Q3 25/26 earnings summary
13 Apr, 2026Executive summary
Focused on stabilizing collections and asset quality amid ongoing stress in small ticket loans, using a three-step approach: understanding the crisis, fixing problems, and preparing for growth acceleration.
AUM grew 16% year-over-year to ₹129,641 Mn as of Dec 31, 2025, with 835 branches and 0.49 Mn active loans.
Loan disbursements for Q3FY26 were ₹9,764 Mn, up 4% year-over-year, with PAT for Q3FY26 at ₹2,770 Mn, a 1% increase year-over-year.
Unaudited financial results for the quarter and nine months ended December 31, 2025, were approved, with a clean review report from auditors and no qualifications or modifications noted.
Management remains cautious, prioritizing long-term credit culture over short-term cleanups, and expects to accelerate growth after confirming sustained improvements.
Financial highlights
PAT for Q3 FY26 was INR 277 crore, down 3% sequentially due to a one-off in the previous quarter and labor code impact, but up from INR 274 crore year-over-year.

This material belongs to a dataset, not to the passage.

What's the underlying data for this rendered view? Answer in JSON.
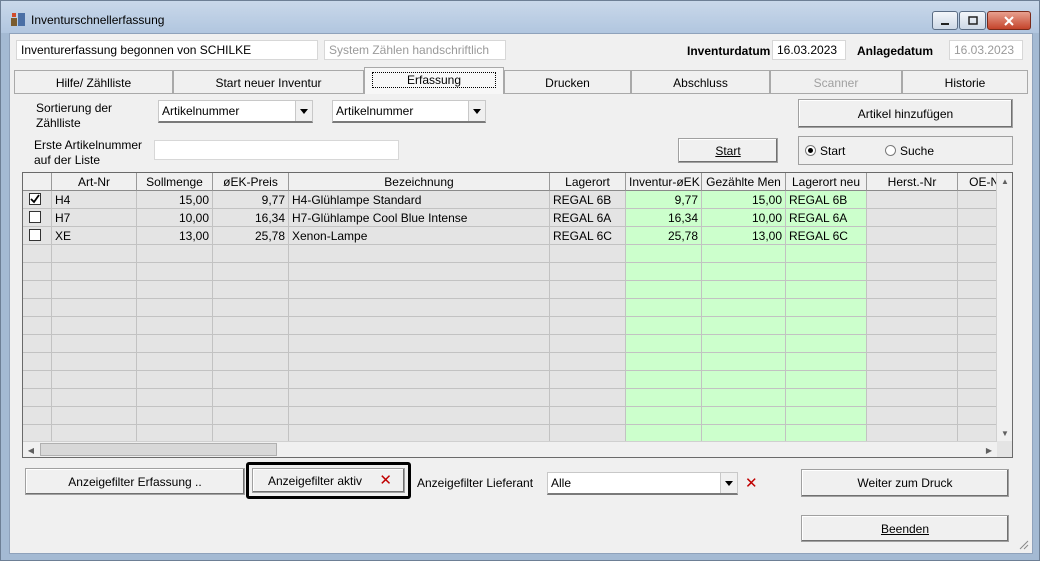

Net total income for Q3FY26 rose 13% to ₹6,337 Mn compared to Q3FY25.
For the nine months ended December 2025, PAT rose 5% year-over-year to INR 830 crore.
Disbursements for Q3 were INR 976 crore, 18% lower sequentially, reflecting a deliberate slowdown to focus on collections.
Cost to income ratio (including credit cost) increased to 41.93% from 34.87% in Q3FY25.
Outlook and guidance
No specific growth guidance provided; management will revisit growth targets after Q4, once collection strategies are fully in place and asset quality stabilizes.
Focus on expanding branch network and increasing average ticket size to drive future growth.
The company recognized an incremental provision of ₹209.40 lakh for employee benefits due to the new Labour Codes, with further impact to be reassessed based on final rules and industry practices.